I see... but from a user-perspective it's quick to write something like subdf[] <- lapply(subdf,function(x) if(is.factor(x)) factor(x) else x) ...Is drop.levels() much more efficient computationally or better with large data sets? (One would have to rewrite the line above in a for-loop for a huge data frame, I suppose.)
medriscoll almost 15 years

Thanks Stephen & Dirk - I'm giving this one the thumbs up for the caes of one factor, but hopefully folks will read these comments for your suggestions on cleaning up an entire data frame of factors.
daroczig over 13 years

The reorder parameter of the drop.levels function is worth mentioning: if you have to preserve the original order of your factors, use it with FALSE value.
Johan about 10 years

As a side-effect the function converts the data frame to a list, so the mydf <- droplevels(mydf) solution suggested by Roman Luštrik and Tommy O'Dell below is preferable.
Matt Bannert about 10 years

What also might be noteworthy: rlm really goes wrong when your data.frame contains factors which contain levels with no data.

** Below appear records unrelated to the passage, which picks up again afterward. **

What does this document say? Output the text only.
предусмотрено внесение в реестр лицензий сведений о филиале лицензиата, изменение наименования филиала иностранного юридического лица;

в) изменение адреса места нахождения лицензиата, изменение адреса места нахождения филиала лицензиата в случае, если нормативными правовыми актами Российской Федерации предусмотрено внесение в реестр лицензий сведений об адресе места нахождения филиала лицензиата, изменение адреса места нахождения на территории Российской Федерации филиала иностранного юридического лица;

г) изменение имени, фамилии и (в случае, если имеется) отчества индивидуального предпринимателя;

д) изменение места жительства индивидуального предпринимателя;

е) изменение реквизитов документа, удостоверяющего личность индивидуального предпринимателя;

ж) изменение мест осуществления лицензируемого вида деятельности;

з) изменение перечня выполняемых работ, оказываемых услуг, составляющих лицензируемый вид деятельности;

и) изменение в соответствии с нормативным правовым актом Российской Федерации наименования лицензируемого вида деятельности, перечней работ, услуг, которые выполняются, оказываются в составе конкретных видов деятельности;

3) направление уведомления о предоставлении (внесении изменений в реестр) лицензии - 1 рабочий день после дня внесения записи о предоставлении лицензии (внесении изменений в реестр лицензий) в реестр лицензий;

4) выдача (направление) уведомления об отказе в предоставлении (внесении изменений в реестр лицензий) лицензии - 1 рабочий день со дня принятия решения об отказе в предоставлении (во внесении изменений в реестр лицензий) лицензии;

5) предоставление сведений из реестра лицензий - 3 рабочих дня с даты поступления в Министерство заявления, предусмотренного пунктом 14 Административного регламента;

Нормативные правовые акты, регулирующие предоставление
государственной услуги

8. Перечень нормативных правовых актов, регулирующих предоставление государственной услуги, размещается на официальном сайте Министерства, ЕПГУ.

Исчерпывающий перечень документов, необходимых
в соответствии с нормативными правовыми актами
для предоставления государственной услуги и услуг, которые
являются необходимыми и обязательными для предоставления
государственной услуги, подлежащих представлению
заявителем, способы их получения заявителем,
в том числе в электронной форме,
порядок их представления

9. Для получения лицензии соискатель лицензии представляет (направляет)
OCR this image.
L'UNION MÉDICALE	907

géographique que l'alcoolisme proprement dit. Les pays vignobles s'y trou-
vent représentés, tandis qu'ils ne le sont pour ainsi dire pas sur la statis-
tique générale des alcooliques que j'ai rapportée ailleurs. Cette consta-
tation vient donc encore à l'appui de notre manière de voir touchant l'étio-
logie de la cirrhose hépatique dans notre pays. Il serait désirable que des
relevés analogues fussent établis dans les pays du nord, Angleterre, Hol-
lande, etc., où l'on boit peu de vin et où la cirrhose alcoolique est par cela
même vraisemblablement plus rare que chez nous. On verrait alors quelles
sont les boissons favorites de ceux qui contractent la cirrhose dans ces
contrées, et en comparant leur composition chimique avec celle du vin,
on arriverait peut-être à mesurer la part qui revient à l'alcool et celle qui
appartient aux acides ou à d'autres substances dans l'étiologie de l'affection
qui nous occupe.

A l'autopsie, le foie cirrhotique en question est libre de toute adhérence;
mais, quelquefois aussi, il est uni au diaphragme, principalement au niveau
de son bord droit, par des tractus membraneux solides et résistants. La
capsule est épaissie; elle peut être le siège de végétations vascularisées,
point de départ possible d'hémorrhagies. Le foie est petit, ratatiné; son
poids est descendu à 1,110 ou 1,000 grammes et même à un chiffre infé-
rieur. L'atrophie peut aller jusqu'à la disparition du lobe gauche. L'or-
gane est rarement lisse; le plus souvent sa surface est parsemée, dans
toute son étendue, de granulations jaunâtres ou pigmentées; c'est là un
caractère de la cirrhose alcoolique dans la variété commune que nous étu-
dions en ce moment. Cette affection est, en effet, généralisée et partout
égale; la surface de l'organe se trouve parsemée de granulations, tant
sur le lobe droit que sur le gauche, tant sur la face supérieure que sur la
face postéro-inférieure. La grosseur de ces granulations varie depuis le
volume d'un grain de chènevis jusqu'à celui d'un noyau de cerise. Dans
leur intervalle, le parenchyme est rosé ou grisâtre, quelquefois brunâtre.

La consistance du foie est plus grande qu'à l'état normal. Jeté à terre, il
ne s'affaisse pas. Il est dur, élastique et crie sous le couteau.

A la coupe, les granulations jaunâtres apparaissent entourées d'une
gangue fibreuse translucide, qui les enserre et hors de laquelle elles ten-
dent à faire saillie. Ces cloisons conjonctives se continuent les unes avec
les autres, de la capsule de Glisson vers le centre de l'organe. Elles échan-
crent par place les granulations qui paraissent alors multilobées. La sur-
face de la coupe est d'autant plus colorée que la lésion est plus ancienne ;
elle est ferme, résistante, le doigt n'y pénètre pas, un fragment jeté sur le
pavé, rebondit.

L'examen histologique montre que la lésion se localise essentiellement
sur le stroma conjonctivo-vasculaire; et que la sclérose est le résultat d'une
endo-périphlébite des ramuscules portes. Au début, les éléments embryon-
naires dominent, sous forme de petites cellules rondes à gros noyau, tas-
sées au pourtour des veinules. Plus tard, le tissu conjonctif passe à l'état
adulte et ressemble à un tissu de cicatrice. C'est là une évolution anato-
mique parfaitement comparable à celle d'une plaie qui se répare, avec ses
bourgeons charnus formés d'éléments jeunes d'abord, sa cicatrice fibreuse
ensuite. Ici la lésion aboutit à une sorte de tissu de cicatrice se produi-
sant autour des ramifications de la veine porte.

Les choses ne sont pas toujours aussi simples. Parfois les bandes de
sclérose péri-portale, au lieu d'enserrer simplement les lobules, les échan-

You'll get an error: singular fits are not implemented in 'rlm' . Most of the time your matrix is not singular, it's just exactly this problem.
Mars over 8 years

An advantage of this method over using factor() is that it's not necessary to modify the original dataframe or create a new persistent dataframe. I can wrap droplevels around a subsetted dataframe and use it as the data argument to a lattice function, and groups will be handled correctly.
David Arenburg over 8 years

I think the data.table way would be something like for (j in names(DT)[sapply(DT, is.factor)]) set(DT, j = j, value = factor(DT[[j]]))
webelo almost 8 years

Also: this method does preserve the ordering of the variable.
Meep almost 8 years

I've noticed that if I have an NA level in my factor (a genuine NA level), it is dropped by dropped levels, even if the NAs are present.
jangorecki over 7 years

@DavidArenburg it doesn't change much here as we call [.data.table only once
Vrokipal about 6 years

Using gdata for just drop.levels yields "gdata: read.xls support for 'XLS' (Excel 97-2004) files ENABLED." "gdata: Unable to load perl libaries needed by read.xls()" "gdata: to support 'XLSX' (Excel 2007+) files." "gdata: Run the function 'installXLSXsupport()'" "gdata: to automatically download and install the perl". Use droplevels from baseR (stackoverflow.com/a/17218028/9295807)
Dirk Eddelbuettel about 6 years

Stuff happens over time. You are commenting on an answer I wrote nine years ago. So let's take this as a hint to generally prefer base R solutions as those are the ones using functionality that is still going to be around N years from now.
David Arenburg over 5 years

Ha, after all these years I didn't know there is a `[.factor` method that has a drop argument and you've posted this in 2009...
David Arenburg over 5 years

This is a dupe of this answer that was posted 5 years earlier.
Gregor Thomas over 5 years

I mean, factor(as.chracter(...)) works, but just less efficiently and succinctly than factor(...). Seems strictly worse than the other answers.